Die Zürcher, so lernte ich in der Schweiz, zeigen ihren Wohlstand kaum her und tragen, wie man sagt, die Diamanten unter ihren Schuhsohlen. Die Bewohner des Ruhrgebiets hingegen, egal aus welchen Schichten sie stammen, tragen unter ihren Sohlen das «Pantoffelgrün» ihrer Region. Es ist ein Sinnbild, auch weil der Mann, der uns die Augen dafür öffnete und darauf noch immer keinen Zigarettenstummel wegwerfen kann, damit beschäftigt ist, es zu verkaufen.
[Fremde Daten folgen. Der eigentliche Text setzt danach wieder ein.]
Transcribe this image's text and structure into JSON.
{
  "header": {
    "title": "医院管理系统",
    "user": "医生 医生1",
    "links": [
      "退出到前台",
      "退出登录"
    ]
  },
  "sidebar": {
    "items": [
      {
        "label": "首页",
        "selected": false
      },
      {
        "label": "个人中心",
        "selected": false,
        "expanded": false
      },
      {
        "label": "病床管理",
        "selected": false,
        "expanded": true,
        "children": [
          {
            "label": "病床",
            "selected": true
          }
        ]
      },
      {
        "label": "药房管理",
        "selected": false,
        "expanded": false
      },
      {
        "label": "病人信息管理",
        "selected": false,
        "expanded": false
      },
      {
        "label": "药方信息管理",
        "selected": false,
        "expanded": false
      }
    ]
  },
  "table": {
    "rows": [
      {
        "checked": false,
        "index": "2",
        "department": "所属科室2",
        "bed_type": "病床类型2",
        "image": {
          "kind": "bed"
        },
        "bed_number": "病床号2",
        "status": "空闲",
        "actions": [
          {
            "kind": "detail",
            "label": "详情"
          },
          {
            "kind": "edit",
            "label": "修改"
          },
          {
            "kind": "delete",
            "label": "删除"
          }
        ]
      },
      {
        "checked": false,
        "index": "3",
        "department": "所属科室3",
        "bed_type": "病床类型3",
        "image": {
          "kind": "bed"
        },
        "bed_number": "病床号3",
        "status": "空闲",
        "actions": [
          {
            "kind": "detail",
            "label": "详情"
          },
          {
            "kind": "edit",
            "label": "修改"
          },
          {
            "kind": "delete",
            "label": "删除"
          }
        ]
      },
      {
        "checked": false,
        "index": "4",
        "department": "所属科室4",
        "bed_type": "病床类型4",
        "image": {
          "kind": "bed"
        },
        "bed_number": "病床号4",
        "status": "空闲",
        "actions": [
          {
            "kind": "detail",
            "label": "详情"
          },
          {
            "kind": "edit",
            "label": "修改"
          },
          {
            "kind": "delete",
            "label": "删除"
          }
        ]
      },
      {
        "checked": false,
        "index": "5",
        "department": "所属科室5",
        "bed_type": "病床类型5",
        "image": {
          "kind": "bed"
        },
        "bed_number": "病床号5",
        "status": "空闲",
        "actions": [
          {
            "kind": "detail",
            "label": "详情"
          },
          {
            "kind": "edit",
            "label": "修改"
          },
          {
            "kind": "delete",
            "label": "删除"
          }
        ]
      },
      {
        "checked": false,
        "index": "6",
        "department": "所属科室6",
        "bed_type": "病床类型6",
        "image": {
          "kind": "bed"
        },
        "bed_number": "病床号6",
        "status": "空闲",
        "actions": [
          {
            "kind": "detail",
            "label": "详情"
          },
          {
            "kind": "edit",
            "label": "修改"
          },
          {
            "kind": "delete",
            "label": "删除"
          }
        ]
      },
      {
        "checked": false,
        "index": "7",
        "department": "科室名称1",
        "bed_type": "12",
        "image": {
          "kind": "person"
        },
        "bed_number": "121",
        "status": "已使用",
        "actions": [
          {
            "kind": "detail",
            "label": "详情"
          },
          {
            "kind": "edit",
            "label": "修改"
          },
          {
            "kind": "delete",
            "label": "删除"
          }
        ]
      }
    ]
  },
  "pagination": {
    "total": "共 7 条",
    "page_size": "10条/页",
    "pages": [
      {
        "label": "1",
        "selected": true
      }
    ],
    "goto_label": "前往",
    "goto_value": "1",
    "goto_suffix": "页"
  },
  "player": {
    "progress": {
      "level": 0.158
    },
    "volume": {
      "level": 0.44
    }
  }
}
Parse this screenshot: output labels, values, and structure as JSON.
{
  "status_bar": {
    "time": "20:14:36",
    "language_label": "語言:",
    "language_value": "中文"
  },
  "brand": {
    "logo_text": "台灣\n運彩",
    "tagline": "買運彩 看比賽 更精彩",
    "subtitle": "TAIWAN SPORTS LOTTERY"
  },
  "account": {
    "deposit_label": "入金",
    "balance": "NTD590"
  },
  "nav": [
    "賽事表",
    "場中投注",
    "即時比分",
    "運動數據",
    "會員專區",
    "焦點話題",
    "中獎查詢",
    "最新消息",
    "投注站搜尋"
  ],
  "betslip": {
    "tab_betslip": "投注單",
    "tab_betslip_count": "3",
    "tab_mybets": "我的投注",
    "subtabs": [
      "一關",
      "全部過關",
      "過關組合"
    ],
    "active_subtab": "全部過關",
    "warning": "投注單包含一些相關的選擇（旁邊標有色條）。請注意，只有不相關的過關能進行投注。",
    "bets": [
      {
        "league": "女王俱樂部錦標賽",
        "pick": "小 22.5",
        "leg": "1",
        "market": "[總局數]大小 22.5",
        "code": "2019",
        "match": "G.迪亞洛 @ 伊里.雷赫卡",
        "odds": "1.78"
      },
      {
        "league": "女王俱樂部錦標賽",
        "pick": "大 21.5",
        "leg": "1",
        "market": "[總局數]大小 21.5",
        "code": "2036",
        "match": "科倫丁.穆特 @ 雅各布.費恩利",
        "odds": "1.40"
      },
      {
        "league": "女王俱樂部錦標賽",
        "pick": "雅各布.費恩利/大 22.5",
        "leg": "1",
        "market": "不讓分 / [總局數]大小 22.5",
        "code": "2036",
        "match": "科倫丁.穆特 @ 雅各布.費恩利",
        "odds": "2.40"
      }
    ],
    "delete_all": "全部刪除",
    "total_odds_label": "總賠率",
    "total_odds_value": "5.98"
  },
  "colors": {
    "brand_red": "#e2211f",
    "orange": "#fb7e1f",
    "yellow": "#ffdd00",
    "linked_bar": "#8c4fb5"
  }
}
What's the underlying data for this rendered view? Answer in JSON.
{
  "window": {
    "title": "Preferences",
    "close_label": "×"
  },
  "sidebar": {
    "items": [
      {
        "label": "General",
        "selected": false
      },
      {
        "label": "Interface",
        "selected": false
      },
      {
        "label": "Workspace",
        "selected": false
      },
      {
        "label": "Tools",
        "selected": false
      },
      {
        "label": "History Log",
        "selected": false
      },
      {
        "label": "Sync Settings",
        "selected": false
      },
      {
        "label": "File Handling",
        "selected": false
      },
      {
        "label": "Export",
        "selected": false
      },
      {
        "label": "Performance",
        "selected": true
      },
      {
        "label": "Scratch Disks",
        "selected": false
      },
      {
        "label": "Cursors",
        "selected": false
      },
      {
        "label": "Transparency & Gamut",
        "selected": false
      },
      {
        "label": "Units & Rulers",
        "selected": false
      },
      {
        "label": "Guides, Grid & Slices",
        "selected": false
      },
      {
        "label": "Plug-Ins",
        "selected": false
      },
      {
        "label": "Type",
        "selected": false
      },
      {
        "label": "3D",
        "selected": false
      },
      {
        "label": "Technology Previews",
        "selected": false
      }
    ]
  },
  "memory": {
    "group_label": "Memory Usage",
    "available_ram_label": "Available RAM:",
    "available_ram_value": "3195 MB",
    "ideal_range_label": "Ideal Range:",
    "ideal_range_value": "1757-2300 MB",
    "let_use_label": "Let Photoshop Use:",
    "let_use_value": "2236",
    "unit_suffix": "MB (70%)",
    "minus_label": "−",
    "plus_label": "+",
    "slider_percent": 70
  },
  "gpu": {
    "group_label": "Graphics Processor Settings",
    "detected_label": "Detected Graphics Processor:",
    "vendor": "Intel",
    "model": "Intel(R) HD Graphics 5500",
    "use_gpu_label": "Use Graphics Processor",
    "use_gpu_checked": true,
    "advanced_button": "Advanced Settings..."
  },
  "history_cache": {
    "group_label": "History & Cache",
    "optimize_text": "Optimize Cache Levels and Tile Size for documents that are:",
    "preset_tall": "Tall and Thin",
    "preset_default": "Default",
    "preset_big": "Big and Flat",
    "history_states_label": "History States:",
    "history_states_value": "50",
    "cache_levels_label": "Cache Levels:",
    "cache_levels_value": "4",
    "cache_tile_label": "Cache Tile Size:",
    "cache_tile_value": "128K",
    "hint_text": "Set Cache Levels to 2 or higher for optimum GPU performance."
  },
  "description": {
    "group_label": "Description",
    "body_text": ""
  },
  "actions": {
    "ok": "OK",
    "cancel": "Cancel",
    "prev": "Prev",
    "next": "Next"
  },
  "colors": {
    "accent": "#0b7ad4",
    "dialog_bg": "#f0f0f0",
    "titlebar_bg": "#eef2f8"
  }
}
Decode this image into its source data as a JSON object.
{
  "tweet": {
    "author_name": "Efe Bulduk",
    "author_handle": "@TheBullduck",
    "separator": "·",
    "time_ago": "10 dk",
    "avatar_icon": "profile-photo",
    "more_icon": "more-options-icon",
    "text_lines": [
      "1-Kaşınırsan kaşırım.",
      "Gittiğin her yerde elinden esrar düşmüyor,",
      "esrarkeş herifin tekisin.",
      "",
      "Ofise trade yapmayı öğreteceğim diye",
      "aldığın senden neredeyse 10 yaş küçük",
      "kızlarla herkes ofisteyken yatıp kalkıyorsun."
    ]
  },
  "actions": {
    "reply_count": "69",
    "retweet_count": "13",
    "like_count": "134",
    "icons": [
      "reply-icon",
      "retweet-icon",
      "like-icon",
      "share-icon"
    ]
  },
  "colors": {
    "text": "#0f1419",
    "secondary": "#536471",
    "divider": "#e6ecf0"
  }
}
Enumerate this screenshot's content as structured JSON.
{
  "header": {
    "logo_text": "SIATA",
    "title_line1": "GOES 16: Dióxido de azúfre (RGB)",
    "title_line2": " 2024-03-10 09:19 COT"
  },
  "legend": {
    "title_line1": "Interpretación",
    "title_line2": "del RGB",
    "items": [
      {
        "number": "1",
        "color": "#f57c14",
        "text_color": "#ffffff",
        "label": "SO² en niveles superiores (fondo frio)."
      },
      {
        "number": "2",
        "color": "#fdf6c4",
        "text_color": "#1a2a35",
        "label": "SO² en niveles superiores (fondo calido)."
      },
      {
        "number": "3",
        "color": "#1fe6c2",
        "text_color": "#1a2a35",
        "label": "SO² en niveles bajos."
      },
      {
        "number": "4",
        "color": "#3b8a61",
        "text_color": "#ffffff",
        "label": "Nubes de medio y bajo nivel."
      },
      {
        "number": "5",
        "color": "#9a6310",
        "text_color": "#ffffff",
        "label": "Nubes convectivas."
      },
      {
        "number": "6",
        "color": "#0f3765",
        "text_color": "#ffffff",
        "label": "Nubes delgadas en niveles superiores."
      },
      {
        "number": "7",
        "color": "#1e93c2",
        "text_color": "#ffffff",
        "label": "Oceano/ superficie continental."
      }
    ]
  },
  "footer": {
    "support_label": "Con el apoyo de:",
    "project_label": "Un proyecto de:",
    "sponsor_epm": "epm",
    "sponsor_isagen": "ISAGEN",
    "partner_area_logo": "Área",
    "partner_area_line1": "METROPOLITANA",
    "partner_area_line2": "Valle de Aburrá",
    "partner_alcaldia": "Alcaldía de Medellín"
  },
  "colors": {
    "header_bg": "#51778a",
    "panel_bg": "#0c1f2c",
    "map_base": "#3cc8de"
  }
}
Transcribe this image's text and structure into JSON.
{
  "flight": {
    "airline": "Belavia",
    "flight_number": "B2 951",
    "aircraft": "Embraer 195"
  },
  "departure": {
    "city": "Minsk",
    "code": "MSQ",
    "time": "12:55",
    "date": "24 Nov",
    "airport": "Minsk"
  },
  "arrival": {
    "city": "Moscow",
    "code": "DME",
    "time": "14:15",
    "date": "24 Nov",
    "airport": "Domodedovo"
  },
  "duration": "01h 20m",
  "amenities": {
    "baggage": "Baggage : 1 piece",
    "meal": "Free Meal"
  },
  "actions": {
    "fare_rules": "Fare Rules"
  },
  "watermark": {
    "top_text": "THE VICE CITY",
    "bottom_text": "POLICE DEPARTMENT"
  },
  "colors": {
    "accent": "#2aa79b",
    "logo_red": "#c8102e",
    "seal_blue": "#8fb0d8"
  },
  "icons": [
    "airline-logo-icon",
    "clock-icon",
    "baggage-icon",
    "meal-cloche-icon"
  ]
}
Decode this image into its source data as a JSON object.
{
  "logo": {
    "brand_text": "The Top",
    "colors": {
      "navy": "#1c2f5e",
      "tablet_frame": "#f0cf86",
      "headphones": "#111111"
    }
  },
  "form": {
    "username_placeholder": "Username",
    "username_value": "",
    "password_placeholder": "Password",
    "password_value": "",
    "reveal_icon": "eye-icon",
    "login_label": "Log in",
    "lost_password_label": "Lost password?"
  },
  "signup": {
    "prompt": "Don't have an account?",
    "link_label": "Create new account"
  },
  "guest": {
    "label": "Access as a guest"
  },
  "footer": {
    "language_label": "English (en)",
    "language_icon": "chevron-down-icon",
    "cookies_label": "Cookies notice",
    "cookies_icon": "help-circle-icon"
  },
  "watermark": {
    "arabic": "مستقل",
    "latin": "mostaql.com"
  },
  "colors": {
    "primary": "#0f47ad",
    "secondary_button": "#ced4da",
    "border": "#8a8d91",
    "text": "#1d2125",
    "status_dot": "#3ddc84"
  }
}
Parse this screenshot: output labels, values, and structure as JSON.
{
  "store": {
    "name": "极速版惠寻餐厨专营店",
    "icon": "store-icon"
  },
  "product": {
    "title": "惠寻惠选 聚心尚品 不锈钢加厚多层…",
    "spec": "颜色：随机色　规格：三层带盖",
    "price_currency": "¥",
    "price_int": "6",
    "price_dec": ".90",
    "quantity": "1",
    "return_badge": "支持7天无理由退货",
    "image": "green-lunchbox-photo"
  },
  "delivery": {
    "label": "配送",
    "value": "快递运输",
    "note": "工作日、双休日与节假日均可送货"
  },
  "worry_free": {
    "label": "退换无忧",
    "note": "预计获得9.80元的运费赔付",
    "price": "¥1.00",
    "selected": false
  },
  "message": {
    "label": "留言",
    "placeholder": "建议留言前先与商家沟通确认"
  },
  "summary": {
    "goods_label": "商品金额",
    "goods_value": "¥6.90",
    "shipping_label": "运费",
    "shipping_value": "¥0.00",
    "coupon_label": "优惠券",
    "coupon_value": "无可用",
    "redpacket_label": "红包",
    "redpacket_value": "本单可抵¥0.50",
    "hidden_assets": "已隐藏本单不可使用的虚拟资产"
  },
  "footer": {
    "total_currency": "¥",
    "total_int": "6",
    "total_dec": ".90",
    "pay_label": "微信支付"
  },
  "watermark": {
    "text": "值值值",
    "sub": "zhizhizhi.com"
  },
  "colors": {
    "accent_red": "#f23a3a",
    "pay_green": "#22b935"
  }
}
Das Unternehmertum und der Erfindergeist großer Industrieller haben in dieser Region die titanischen Kräfte des 20. Jahrhunderts entfesselt und gegen die Monotonisierung dieser Welt entstand die «inoffizielle Kultur» der Taubenzüchter, der zahllosen Vereine und Kneipen. Die elementaren Gewalten, denen sich die Menschen in den Bergwerken und Stahlkochereien über Generationen hinweg ausgesetzt haben, waren immer zu bedrohlich für den Einzelnen und konfrontierten die Menschen mit einem Schicksal, das man nur solidarisch meistern oder ertragen konnte. Das «Pantoffelgrün» ist die Kehrseite dieser Entfesselung der Elemente – das machbare Glück in Grün, zu dem Ordnung gehört, auch Unterordnung, das Verbrennen der Lebenslust im Suff und bescheidenem Konsum, der Halt der Familie und der feste Wille, für sich das Beste daraus zu machen.
Späterhin wurde all das, was in der «goldenen Zeit» des Ruhrgebiets errichtet wurde, zu klein für die großen Erfolge jener Jahre: Das Bochumer Schauspielhaus, 1953 eröffnet, erhielt mit den Kammerspielen in den sechziger Jahren eine zweite Bühne und an die lichten Schulen und Gesundheitsämter mit ihren eindrucksvollen Treppenhäusern, Aulen und Foyers wurden praktische Erweiterungsbauten angefügt. Auch das äußerst elegante, modernistische Interieur verschwand im Zuge der stetigen «Verbesserungen» oder gleich ganz unter der Abrissbirne. Ich bin sicher, dass die Relikte jener Zeit, selbst die heute nur mehr von Alten bewohnten Siedlungen der zweiten, bundesdeutschen Gründerzeit, bald eine neue Wertschätzung erfahren werden. Die Mentalität dieser Region, die es immer eher mit den Kämpfenden hält als mit den Gewinnern, hat in der zweiten und dritten Generation überlebt und bringt noch immer ein besonderes Verhältnis zum privaten Glück und der Offenheit für den Fremden hervor, sofern er sich bewährt. Es brauchte einige Jahre, bis wir im Ruhrgebiet angekommen sind, d.h. bevor es in uns angekommen ist, lange nachdem wir von ihm aufgenommen wurden. Das «Pantoffelgrün», das ich im Vorüberfahren nicht habe sehen können, ist jenes Ruhrgebiet, das inmitten all des Wandels bleibt.